Edgar Allan Poe, Lettere, a cura di Barbara Lanati, tr. Nicoletta Lucchetti e Laura V. Traversi, Il saggiatore, pp. 754, euro 48,00 stampa

L’opera di Edgar Allan Poe è la chiave di volta per l’intera, rigogliosa tradizione del gotico americano. L’atmosfera psicologica dei suoi racconti – soffocante, malsana, sostenuta dagli echi sinistri di ossessioni assolutamente tabù quali la necrofilia o le “esequie premature”, parafrasando il titolo di uno dei suoi lavori più noti – è il vero punto d’origine del genere che Leslie A. Fiedler considerava endemico delle lettere statunitensi. Non solo, tra i suoi non trascurabili meriti c’è anche quello di aver formalizzato la detective fiction, e aver lasciato in eredità un corpus di raffinatissime poesie di gusto romantico e decadente.

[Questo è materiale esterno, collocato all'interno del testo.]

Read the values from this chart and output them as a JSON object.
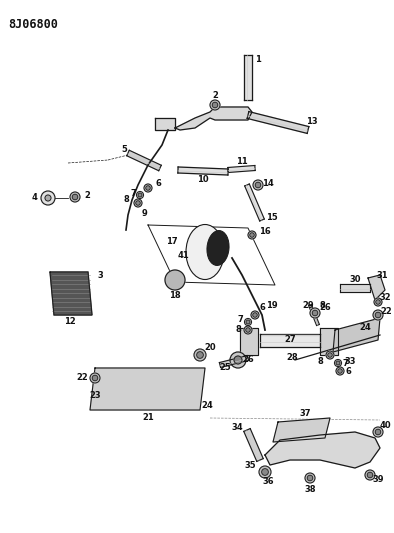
{
  "title": "8J06800",
  "bg_color": "#ffffff",
  "lc": "#1a1a1a",
  "title_fontsize": 8.5,
  "label_fontsize": 6.0,
  "figsize": [
    3.94,
    5.33
  ],
  "dpi": 100
}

La breve vita dello scrittore, già oggetto di mitizzazioni o illazioni da parte dei contemporanei, contribuì enormemente alla fama (soprattutto postuma, c’è da dire), trasmettendo attraverso gli anni una figura di uomo tormentato, autodistruttivo e coltissimo, totalmente dedito all’ufficio delle lettere in fiera autonomia rispetto alla congerie trascendentalista, che all’epoca occupava gran parte del dibattito culturale americano, e che Poe detestava senza mezze misure, arrivando a definire Emerson e compagni “frogpondians”, dal nome di uno stagno bostoniano.

Vista la statura concreta e mitica di questa figura, è con enorme piacere che ci si avvicina al ponderoso epistolario pubblicato da Il saggiatore a cura di Barbara Lanati. Chi volesse oltrepassare il velo della leggenda per attingere notizie direttamente dalle parole di Poe, troverebbe un uomo perennemente in ambasce, afflitto da problemi economici cronici (tragicomico il poscritto di una delle lettere: “sono povero”) e dalla sostanziale indifferenza di molti dei suoi contemporanei, che pure non mancarono di riconoscerne il genio.

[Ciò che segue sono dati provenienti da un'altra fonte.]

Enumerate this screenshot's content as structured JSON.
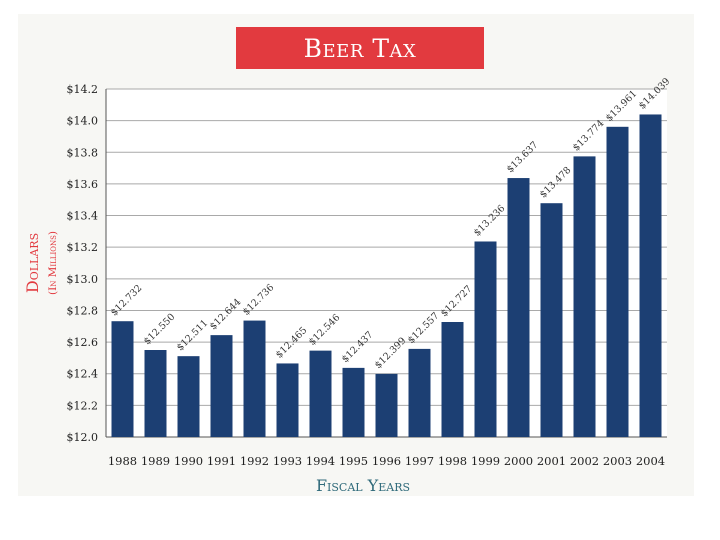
{
  "chart_data": {
    "type": "bar",
    "title": "Beer Tax",
    "xlabel": "Fiscal Years",
    "ylabel": "Dollars",
    "ylabel_sub": "(In Millions)",
    "ylim": [
      12.0,
      14.2
    ],
    "yticks": [
      "$12.0",
      "$12.2",
      "$12.4",
      "$12.6",
      "$12.8",
      "$13.0",
      "$13.2",
      "$13.4",
      "$13.6",
      "$13.8",
      "$14.0",
      "$14.2"
    ],
    "categories": [
      "1988",
      "1989",
      "1990",
      "1991",
      "1992",
      "1993",
      "1994",
      "1995",
      "1996",
      "1997",
      "1998",
      "1999",
      "2000",
      "2001",
      "2002",
      "2003",
      "2004"
    ],
    "values": [
      12.732,
      12.55,
      12.511,
      12.644,
      12.736,
      12.465,
      12.546,
      12.437,
      12.399,
      12.557,
      12.727,
      13.236,
      13.637,
      13.478,
      13.774,
      13.961,
      14.039
    ],
    "data_labels": [
      "$12.732",
      "$12.550",
      "$12.511",
      "$12.644",
      "$12.736",
      "$12.465",
      "$12.546",
      "$12.437",
      "$12.399",
      "$12.557",
      "$12.727",
      "$13.236",
      "$13.637",
      "$13.478",
      "$13.774",
      "$13.961",
      "$14.039"
    ],
    "grid": true,
    "colors": {
      "bar": "#1c3f73",
      "title_bg": "#e23a3f",
      "ylabel": "#e23a3f",
      "xlabel": "#2f6a7a",
      "grid": "#a9a9a9"
    }
  }
}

L’intelligenza e la cultura eclettiche di Poe strabordano da questo tomo, accompagnandosi alle più prosaiche angosce di un individuo estremamente sensibile costretto a una vita difficile. Attenzione, però, perché come avverte Lanati nell’introduzione, Poe era anche un colossale bugiardo, patologicamente teso alla menzogna (non necessariamente maliziosa, c’è da dire), all’elisione, all’iperbole.

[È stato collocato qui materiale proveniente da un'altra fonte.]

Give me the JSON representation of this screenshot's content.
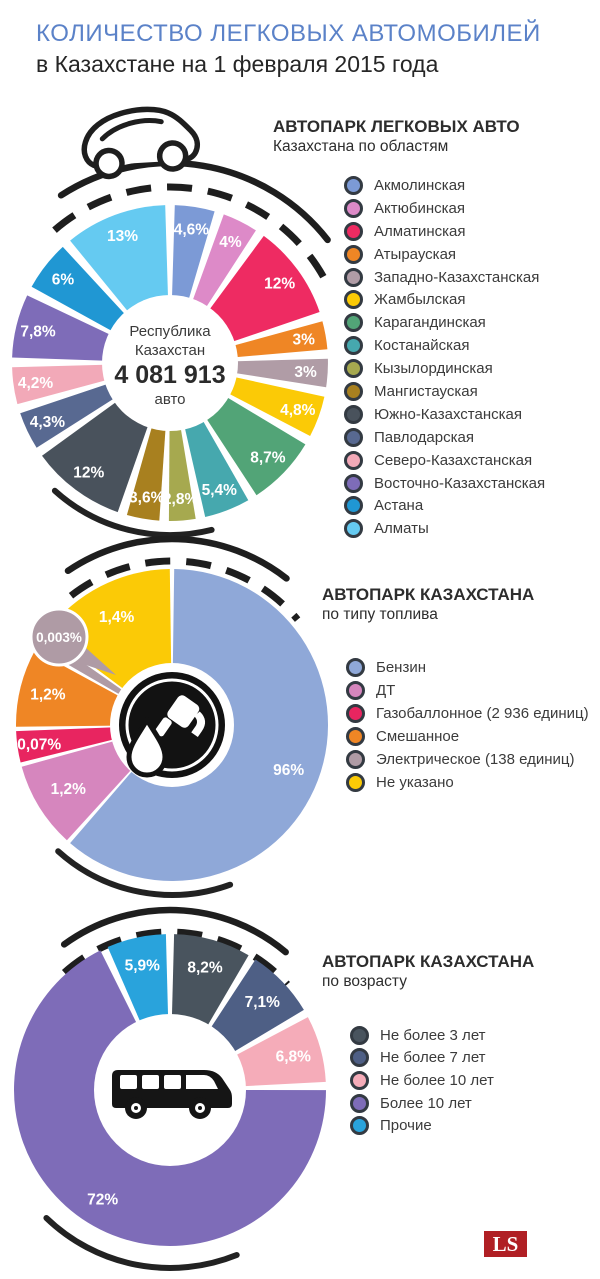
{
  "page": {
    "background": "#ffffff",
    "accent_blue": "#5B82C8",
    "text_dark": "#262626"
  },
  "header": {
    "title_line1": "КОЛИЧЕСТВО ЛЕГКОВЫХ АВТОМОБИЛЕЙ",
    "title_line2": "в Казахстане на 1 февраля 2015 года"
  },
  "footer": {
    "logo_text": "LS",
    "logo_bg": "#B01F24",
    "logo_text_color": "#ffffff"
  },
  "chart_data": [
    {
      "type": "pie",
      "title": "АВТОПАРК ЛЕГКОВЫХ АВТО",
      "subtitle": "Казахстана по областям",
      "icon": "car-icon",
      "legend_position": "right",
      "center": {
        "line1": "Республика",
        "line2": "Казахстан",
        "value": "4 081 913",
        "unit": "авто"
      },
      "series": [
        {
          "name": "Акмолинская",
          "value": 4.6,
          "label": "4,6%",
          "color": "#7C9AD6"
        },
        {
          "name": "Актюбинская",
          "value": 4.0,
          "label": "4%",
          "color": "#DD8AC8"
        },
        {
          "name": "Алматинская",
          "value": 12.0,
          "label": "12%",
          "color": "#EE2B62"
        },
        {
          "name": "Атырауская",
          "value": 3.0,
          "label": "3%",
          "color": "#EF8625"
        },
        {
          "name": "Западно-Казахстанская",
          "value": 3.0,
          "label": "3%",
          "color": "#B09CA6"
        },
        {
          "name": "Жамбылская",
          "value": 4.8,
          "label": "4,8%",
          "color": "#FBCA06"
        },
        {
          "name": "Карагандинская",
          "value": 8.7,
          "label": "8,7%",
          "color": "#52A477"
        },
        {
          "name": "Костанайская",
          "value": 5.4,
          "label": "5,4%",
          "color": "#46A8AE"
        },
        {
          "name": "Кызылординская",
          "value": 2.8,
          "label": "2,8%",
          "color": "#A6A94F"
        },
        {
          "name": "Мангистауская",
          "value": 3.6,
          "label": "3,6%",
          "color": "#A8801F"
        },
        {
          "name": "Южно-Казахстанская",
          "value": 12.0,
          "label": "12%",
          "color": "#49525C"
        },
        {
          "name": "Павлодарская",
          "value": 4.3,
          "label": "4,3%",
          "color": "#586991"
        },
        {
          "name": "Северо-Казахстанская",
          "value": 4.2,
          "label": "4,2%",
          "color": "#F2A9B8"
        },
        {
          "name": "Восточно-Казахстанская",
          "value": 7.8,
          "label": "7,8%",
          "color": "#7E6CB8"
        },
        {
          "name": "Астана",
          "value": 6.0,
          "label": "6%",
          "color": "#2097D3"
        },
        {
          "name": "Алматы",
          "value": 13.0,
          "label": "13%",
          "color": "#65CAF1"
        }
      ]
    },
    {
      "type": "pie",
      "title": "АВТОПАРК КАЗАХСТАНА",
      "subtitle": "по типу топлива",
      "icon": "fuel-nozzle-icon",
      "legend_position": "right",
      "series": [
        {
          "name": "Бензин",
          "value": 96.0,
          "label": "96%",
          "color": "#8FA8D8"
        },
        {
          "name": "ДТ",
          "value": 1.2,
          "label": "1,2%",
          "color": "#D686BE"
        },
        {
          "name": "Газобаллонное (2 936 единиц)",
          "value": 0.07,
          "label": "0,07%",
          "color": "#E82560"
        },
        {
          "name": "Смешанное",
          "value": 1.2,
          "label": "1,2%",
          "color": "#EF8625"
        },
        {
          "name": "Электрическое (138 единиц)",
          "value": 0.003,
          "label": "0,003%",
          "color": "#AF9BA5",
          "callout": true
        },
        {
          "name": "Не указано",
          "value": 1.4,
          "label": "1,4%",
          "color": "#FBCA06"
        }
      ]
    },
    {
      "type": "pie",
      "title": "АВТОПАРК КАЗАХСТАНА",
      "subtitle": "по возрасту",
      "icon": "van-icon",
      "legend_position": "right",
      "series": [
        {
          "name": "Не более 3 лет",
          "value": 8.2,
          "label": "8,2%",
          "color": "#49545E"
        },
        {
          "name": "Не более 7 лет",
          "value": 7.1,
          "label": "7,1%",
          "color": "#4E5F85"
        },
        {
          "name": "Не более 10 лет",
          "value": 6.8,
          "label": "6,8%",
          "color": "#F5ACB9"
        },
        {
          "name": "Более 10 лет",
          "value": 72.0,
          "label": "72%",
          "color": "#7E6CB8"
        },
        {
          "name": "Прочие",
          "value": 5.9,
          "label": "5,9%",
          "color": "#29A3DC"
        }
      ]
    }
  ]
}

Il lavoro di curatela, esaustivo e impeccabile, permette al lettore di riportare ogni volta le missive alla loro dimensione più concreta. Onnipresente il desiderio di affermarsi quale intellettuale attraverso la fondazione di una rivista “sul modello europeo” (The Penn Magazine, poi The Stylus), che attanagliò Poe fino alla misteriosa, prematura dipartita, occupando gran parte del suo tempo alla ricerca di sponsor e sottoscrizioni – non impedendogli però, per fortuna, di produrre alcune delle pagine più significative della letteratura americana del diciannovesimo secolo.

L’ansia di incontrare i favori del pubblico e dell’intellighenzia statunitense è chiara nelle numerosissime richieste di recensioni, trafiletti elogiativi e pubblicità, così come nelle varie lettere indirizzate ai maggiori scrittori dell’epoca; tra gli altri: Washington Irving, Henry Wadsworth Longfellow (di cui Poe fu un feroce detrattore) e James Russell Lowell. Largo spazio documentario è dato anche all’infaticabile lavoro di saggista e critico letterario, che Poe svolse con acume e innegabile ferocia, tanto che Lowell paragonò il suo inchiostro all’acido prussico. Uno splendido volume impreziosito da un lavoro filologico di classe che permette d’indagare il privato quotidiano di una delle figure più affascinanti e importanti di tutta la storia della letteratura occidentale. Un must per ogni americanista, un’opera consigliata a chiunque.